Getting Started

Installation

The core ShaderPad bundle is currently 5.8 kB gzipped.

Start From A Template

If you want to create a new project, use one of the provided starter templates:

npm create shaderpad@latest

The CLI will prompt you to choose a starter app interactively. You can also start exparimenting with the templates in your browser:

Install Into An Existing Project

To add ShaderPad to a project you already have:

npm install shaderpad

Peer dependency requirements

If you wish to use the tracking plugins (face, pose, hands, or segmenter), you’ll also need to install MediaPipe as a peer dependency:

npm install @mediapipe/tasks-vision

Using AI

If you are working with Claude, Cursor, Codex, or another coding assistant, the best documentation entry point for agents is the AI agent guide. That page is written for AI assistants, not humans, and it links to smaller machine-readable sources and example mirrors.

If your tool accepts extra context URLs, these are the most useful:

The smoothest workflow is usually:

  1. Start a local project with npm create shaderpad@latest.
  2. Point your agent to the AI agent guide.
  3. Tell it which starter you chose and what you want to build.
  4. Ask for the smallest working version first, then iterate.

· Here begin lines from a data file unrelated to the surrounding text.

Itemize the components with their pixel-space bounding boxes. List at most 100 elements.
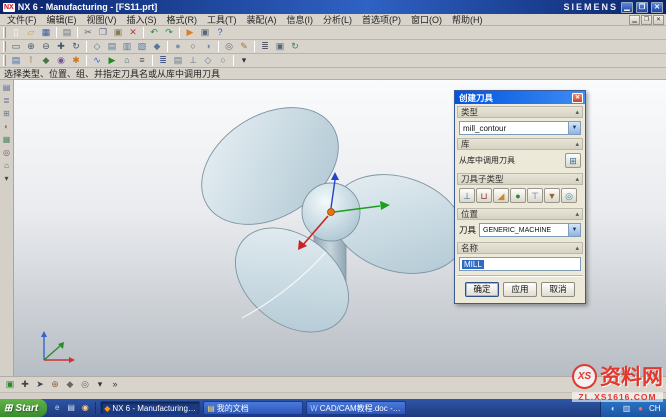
front-view-icon[interactable]: ▤ (105, 40, 119, 53)
menu-help[interactable]: 帮助(H) (447, 14, 488, 26)
location-section-header[interactable]: 位置 ▴ (457, 208, 583, 220)
create-operation-icon[interactable]: ✱ (69, 54, 83, 67)
quick-launch-desktop-icon[interactable]: ▤ (65, 402, 77, 414)
create-tool-icon[interactable]: ⊺ (24, 54, 38, 67)
start-module-icon[interactable]: ▶ (183, 26, 197, 39)
wireframe-display-icon[interactable]: ○ (186, 40, 200, 53)
ball-mill-button[interactable]: ⊔ (476, 188, 492, 203)
paste-icon[interactable]: ▣ (111, 26, 125, 39)
mill-tool-button[interactable]: ⊥ (459, 188, 475, 203)
maximize-button[interactable]: ❐ (636, 2, 648, 13)
tray-language-icon[interactable]: CH (649, 403, 660, 414)
tray-network-icon[interactable]: ▥ (621, 403, 632, 414)
operation-navigator-icon[interactable]: ⊞ (1, 108, 13, 120)
select-arrow-icon[interactable]: ➤ (33, 378, 47, 391)
close-button[interactable]: ✕ (651, 2, 663, 13)
assembly-navigator-icon[interactable]: ▤ (1, 82, 13, 94)
program-order-view-icon[interactable]: ▤ (171, 54, 185, 67)
verify-toolpath-icon[interactable]: ▶ (105, 54, 119, 67)
copy-icon[interactable]: ❐ (96, 26, 110, 39)
create-method-icon[interactable]: ◉ (54, 54, 68, 67)
dialog-close-icon[interactable]: ✕ (572, 93, 583, 103)
ok-button[interactable]: 确定 (465, 282, 499, 297)
customize-icon[interactable]: ▾ (237, 54, 251, 67)
create-program-icon[interactable]: ▤ (9, 54, 23, 67)
top-view-icon[interactable]: ▥ (120, 40, 134, 53)
layer-settings-icon[interactable]: ≣ (258, 40, 272, 53)
geometry-view-icon[interactable]: ◇ (201, 54, 215, 67)
menu-format[interactable]: 格式(R) (162, 14, 203, 26)
part-navigator-icon[interactable]: ≣ (1, 95, 13, 107)
more-options-icon[interactable]: » (108, 378, 122, 391)
method-view-icon[interactable]: ○ (216, 54, 230, 67)
retrieve-tool-from-library-button[interactable]: ⊞ (565, 153, 581, 168)
redo-icon[interactable]: ↷ (162, 26, 176, 39)
tool-location-combo[interactable]: GENERIC_MACHINE ▼ (479, 223, 581, 237)
help-icon[interactable]: ? (213, 26, 227, 39)
post-process-icon[interactable]: ≡ (135, 54, 149, 67)
menu-view[interactable]: 视图(V) (82, 14, 122, 26)
right-view-icon[interactable]: ▧ (135, 40, 149, 53)
quick-launch-media-icon[interactable]: ◉ (79, 402, 91, 414)
tool-name-input[interactable]: MILL (459, 257, 581, 271)
tool-subtype-section-header[interactable]: 刀具子类型 ▴ (457, 173, 583, 185)
pan-icon[interactable]: ✚ (54, 40, 68, 53)
mdi-close-button[interactable]: ✕ (653, 15, 664, 25)
open-file-icon[interactable]: ▱ (24, 26, 38, 39)
zoom-out-icon[interactable]: ⊖ (39, 40, 53, 53)
taskbar-button-word-document[interactable]: WCAD/CAM教程.doc - Mi... (306, 401, 406, 415)
delete-icon[interactable]: ✕ (126, 26, 140, 39)
machine-tool-view-icon[interactable]: ⊥ (186, 54, 200, 67)
selection-scope-icon[interactable]: ▣ (3, 378, 17, 391)
tray-antivirus-icon[interactable]: ● (635, 403, 646, 414)
menu-edit[interactable]: 编辑(E) (42, 14, 82, 26)
fit-view-icon[interactable]: ▭ (9, 40, 23, 53)
cancel-button[interactable]: 取消 (541, 282, 575, 297)
library-section-header[interactable]: 库 ▴ (457, 138, 583, 150)
edit-object-display-icon[interactable]: ✎ (237, 40, 251, 53)
tray-volume-icon[interactable]: ◖ (607, 403, 618, 414)
simulate-machine-icon[interactable]: ⌂ (120, 54, 134, 67)
menu-file[interactable]: 文件(F) (2, 14, 42, 26)
roles-icon[interactable]: ◎ (1, 147, 13, 159)
undo-icon[interactable]: ↶ (147, 26, 161, 39)
wcs-triad-icon[interactable] (36, 328, 76, 368)
palette-icon[interactable]: ▦ (1, 134, 13, 146)
chevron-down-icon[interactable]: ▼ (568, 122, 580, 134)
quick-launch-browser-icon[interactable]: e (51, 402, 63, 414)
zoom-in-icon[interactable]: ⊕ (24, 40, 38, 53)
cut-icon[interactable]: ✂ (81, 26, 95, 39)
toolbar-grip[interactable] (3, 27, 6, 38)
rotate-view-icon[interactable]: ↻ (69, 40, 83, 53)
name-section-header[interactable]: 名称 ▴ (457, 242, 583, 254)
start-button[interactable]: ⊞ Start (0, 399, 47, 417)
menu-analysis[interactable]: 分析(L) (318, 14, 357, 26)
toolbar-grip[interactable] (3, 55, 6, 66)
save-icon[interactable]: ▦ (39, 26, 53, 39)
center-snap-icon[interactable]: ◎ (78, 378, 92, 391)
propeller-model[interactable] (168, 100, 498, 350)
type-combo[interactable]: mill_contour ▼ (459, 121, 581, 135)
history-icon[interactable]: ◐ (1, 121, 13, 133)
studio-display-icon[interactable]: ◑ (201, 40, 215, 53)
menu-insert[interactable]: 插入(S) (122, 14, 162, 26)
isometric-view-icon[interactable]: ◆ (150, 40, 164, 53)
menu-tools[interactable]: 工具(T) (202, 14, 242, 26)
chevron-down-icon[interactable]: ▼ (568, 224, 580, 236)
minimize-button[interactable]: ▁ (621, 2, 633, 13)
system-materials-icon[interactable]: ⌂ (1, 160, 13, 172)
t-cutter-button[interactable]: ⊤ (527, 188, 543, 203)
shaded-display-icon[interactable]: ● (171, 40, 185, 53)
drill-tool-button[interactable]: ▼ (544, 188, 560, 203)
chamfer-mill-button[interactable]: ◢ (493, 188, 509, 203)
apply-button[interactable]: 应用 (503, 282, 537, 297)
tool-carrier-button[interactable]: ◎ (561, 188, 577, 203)
refresh-icon[interactable]: ↻ (288, 40, 302, 53)
snap-point-icon[interactable]: ⊕ (48, 378, 62, 391)
generate-toolpath-icon[interactable]: ∿ (90, 54, 104, 67)
menu-window[interactable]: 窗口(O) (406, 14, 447, 26)
show-hide-icon[interactable]: ◎ (222, 40, 236, 53)
taskbar-button-my-documents[interactable]: ▤我的文档 (203, 401, 303, 415)
mdi-restore-button[interactable]: ❐ (641, 15, 652, 25)
toolbar-grip[interactable] (3, 41, 6, 52)
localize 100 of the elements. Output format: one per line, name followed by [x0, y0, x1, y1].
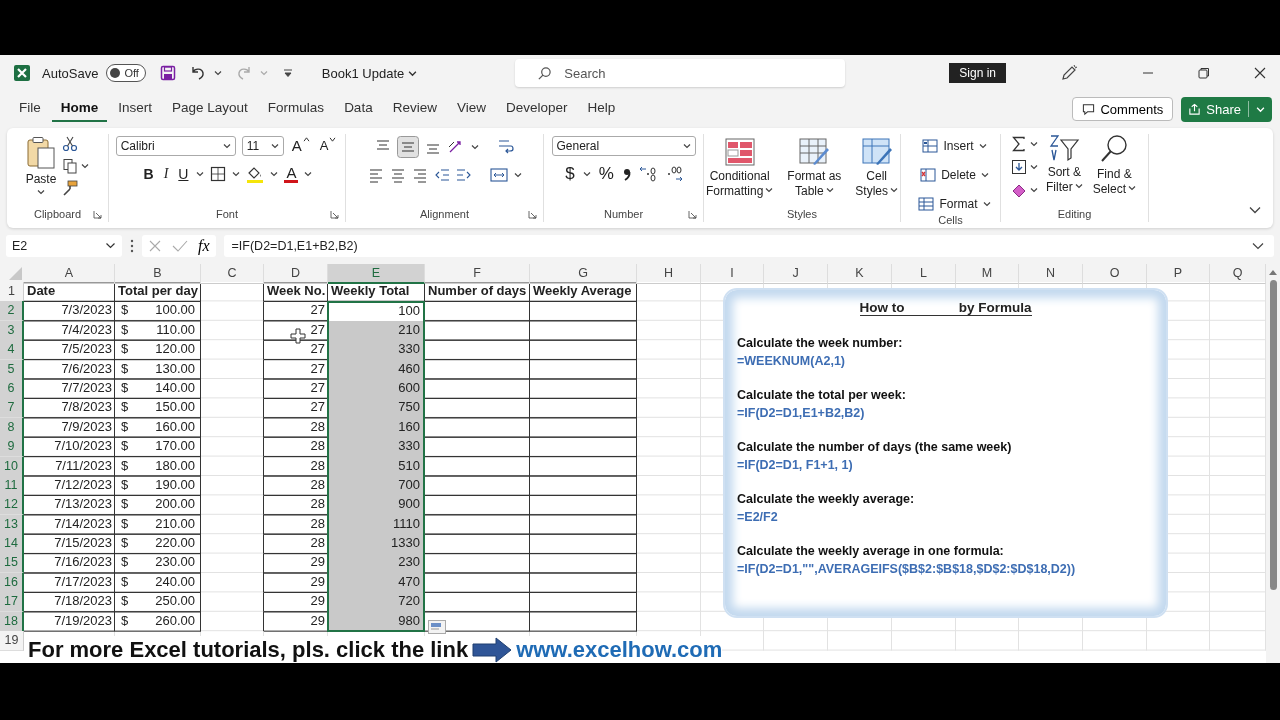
- collapse-ribbon-icon[interactable]: [1249, 206, 1261, 214]
- undo-icon[interactable]: [189, 65, 206, 81]
- autosave-toggle[interactable]: Off: [106, 64, 146, 82]
- align-left-icon[interactable]: [367, 167, 384, 183]
- increase-indent-icon[interactable]: [455, 167, 472, 183]
- styles-button[interactable]: Conditional Formatting: [701, 134, 778, 199]
- ribbon-tab[interactable]: Formulas: [258, 96, 334, 122]
- column-header[interactable]: L: [892, 264, 956, 284]
- editing-button[interactable]: Sort & Filter: [1044, 134, 1085, 195]
- scroll-up-icon[interactable]: [1268, 268, 1278, 276]
- wrap-text-icon[interactable]: [496, 138, 515, 156]
- ribbon-tab[interactable]: Page Layout: [163, 96, 257, 122]
- merge-center-icon[interactable]: [489, 167, 508, 183]
- styles-button[interactable]: Format as Table: [783, 134, 846, 199]
- row-header[interactable]: 19: [0, 631, 24, 652]
- grow-font-button[interactable]: A: [289, 137, 312, 155]
- align-center-icon[interactable]: [389, 167, 406, 183]
- row-header[interactable]: 2: [0, 301, 24, 322]
- row-header[interactable]: 1: [0, 282, 24, 302]
- font-color-button[interactable]: A: [284, 165, 299, 183]
- cells-button[interactable]: Insert: [922, 136, 987, 156]
- row-header[interactable]: 17: [0, 592, 24, 613]
- caret-icon[interactable]: [304, 170, 313, 178]
- caret-icon[interactable]: [81, 162, 90, 170]
- column-header[interactable]: G: [530, 264, 637, 284]
- caret-icon[interactable]: [213, 69, 222, 77]
- column-header[interactable]: F: [425, 264, 530, 284]
- sum-icon[interactable]: [1011, 136, 1027, 152]
- ribbon-tab[interactable]: File: [10, 96, 50, 122]
- row-header[interactable]: 4: [0, 340, 24, 361]
- more-icon[interactable]: [130, 239, 134, 253]
- bold-button[interactable]: B: [141, 165, 156, 183]
- ribbon-tab[interactable]: Developer: [496, 96, 577, 122]
- currency-button[interactable]: $: [563, 165, 577, 183]
- row-header[interactable]: 16: [0, 572, 24, 593]
- column-header[interactable]: K: [828, 264, 892, 284]
- paste-button[interactable]: Paste: [25, 134, 57, 196]
- cells-button[interactable]: Delete: [920, 165, 989, 185]
- middle-align-icon[interactable]: [396, 136, 419, 158]
- row-header[interactable]: 10: [0, 456, 24, 477]
- ribbon-tab[interactable]: Data: [335, 96, 382, 122]
- column-header[interactable]: I: [701, 264, 764, 284]
- column-header[interactable]: O: [1083, 264, 1147, 284]
- underline-button[interactable]: U: [176, 165, 191, 183]
- ribbon-tab[interactable]: View: [447, 96, 495, 122]
- row-header[interactable]: 13: [0, 514, 24, 535]
- share-button[interactable]: Share: [1181, 96, 1272, 122]
- close-icon[interactable]: [1254, 67, 1266, 79]
- column-header[interactable]: P: [1147, 264, 1210, 284]
- caret-icon[interactable]: [582, 170, 591, 178]
- caret-icon[interactable]: [1030, 140, 1038, 148]
- column-header[interactable]: J: [764, 264, 828, 284]
- ribbon-tab[interactable]: Help: [578, 96, 625, 122]
- cut-icon[interactable]: [62, 136, 79, 152]
- dialog-launcher-icon[interactable]: [688, 210, 697, 219]
- restore-icon[interactable]: [1198, 67, 1210, 79]
- caret-icon[interactable]: [513, 171, 522, 179]
- column-header[interactable]: C: [201, 264, 264, 284]
- row-header[interactable]: 11: [0, 475, 24, 496]
- caret-icon[interactable]: [232, 170, 241, 178]
- formula-field[interactable]: =IF(D2=D1,E1+B2,B2): [223, 235, 1274, 257]
- row-header[interactable]: 7: [0, 398, 24, 419]
- comma-style-icon[interactable]: [621, 166, 632, 182]
- caret-icon[interactable]: [1030, 163, 1038, 171]
- sign-in-button[interactable]: Sign in: [949, 63, 1006, 83]
- row-header[interactable]: 5: [0, 359, 24, 380]
- name-box[interactable]: E2: [6, 235, 122, 257]
- percent-button[interactable]: %: [596, 165, 616, 183]
- borders-icon[interactable]: [210, 166, 227, 182]
- column-header[interactable]: A: [24, 264, 115, 284]
- row-header[interactable]: 6: [0, 378, 24, 399]
- caret-icon[interactable]: [270, 170, 279, 178]
- row-header[interactable]: 14: [0, 534, 24, 555]
- column-header[interactable]: N: [1019, 264, 1083, 284]
- website-link[interactable]: www.excelhow.com: [516, 636, 723, 663]
- font-name-field[interactable]: Calibri: [115, 136, 236, 156]
- caret-icon[interactable]: [1030, 186, 1038, 194]
- editing-button[interactable]: Find & Select: [1090, 134, 1138, 197]
- column-header[interactable]: M: [956, 264, 1019, 284]
- dialog-launcher-icon[interactable]: [528, 210, 537, 219]
- save-icon[interactable]: [159, 65, 176, 81]
- ribbon-tab[interactable]: Review: [383, 96, 446, 122]
- pen-icon[interactable]: [1060, 64, 1078, 82]
- comments-button[interactable]: Comments: [1072, 97, 1174, 121]
- cells-button[interactable]: Format: [918, 194, 991, 214]
- row-header[interactable]: 9: [0, 437, 24, 458]
- fill-color-icon[interactable]: [246, 165, 265, 183]
- caret-icon[interactable]: [196, 170, 205, 178]
- insert-function-button[interactable]: fx: [198, 237, 210, 255]
- row-header[interactable]: 18: [0, 611, 24, 632]
- italic-button[interactable]: I: [161, 165, 171, 183]
- paste-options-icon[interactable]: [428, 620, 446, 634]
- document-title[interactable]: Book1 Update: [321, 65, 418, 81]
- styles-button[interactable]: Cell Styles: [851, 134, 903, 199]
- shrink-font-button[interactable]: A: [317, 137, 339, 155]
- row-header[interactable]: 3: [0, 320, 24, 341]
- row-header[interactable]: 8: [0, 417, 24, 438]
- column-header[interactable]: B: [115, 264, 201, 284]
- increase-decimal-icon[interactable]: [637, 165, 658, 183]
- row-header[interactable]: 12: [0, 495, 24, 516]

Good prompts to start with:

  • “Read the ShaderPad AI agent guide and turn the basic starter into an animated shader that looks like a holographic orb.”
  • “Using the basic ShaderPad starter, build an animated pattern using Cairo tiling.”
  • “Using the face filter starter, make a face-tracked pixelation effect. Keep the first version as small and readable as possible.”

If you are working locally with an editor agent, it also helps to tell it to start with one fragment shader, one ShaderPad instance, createFullscreenCanvas() plus autosize(), and shader.play() for animation. Those defaults line up with the rest of the docs and tend to produce the cleanest first pass.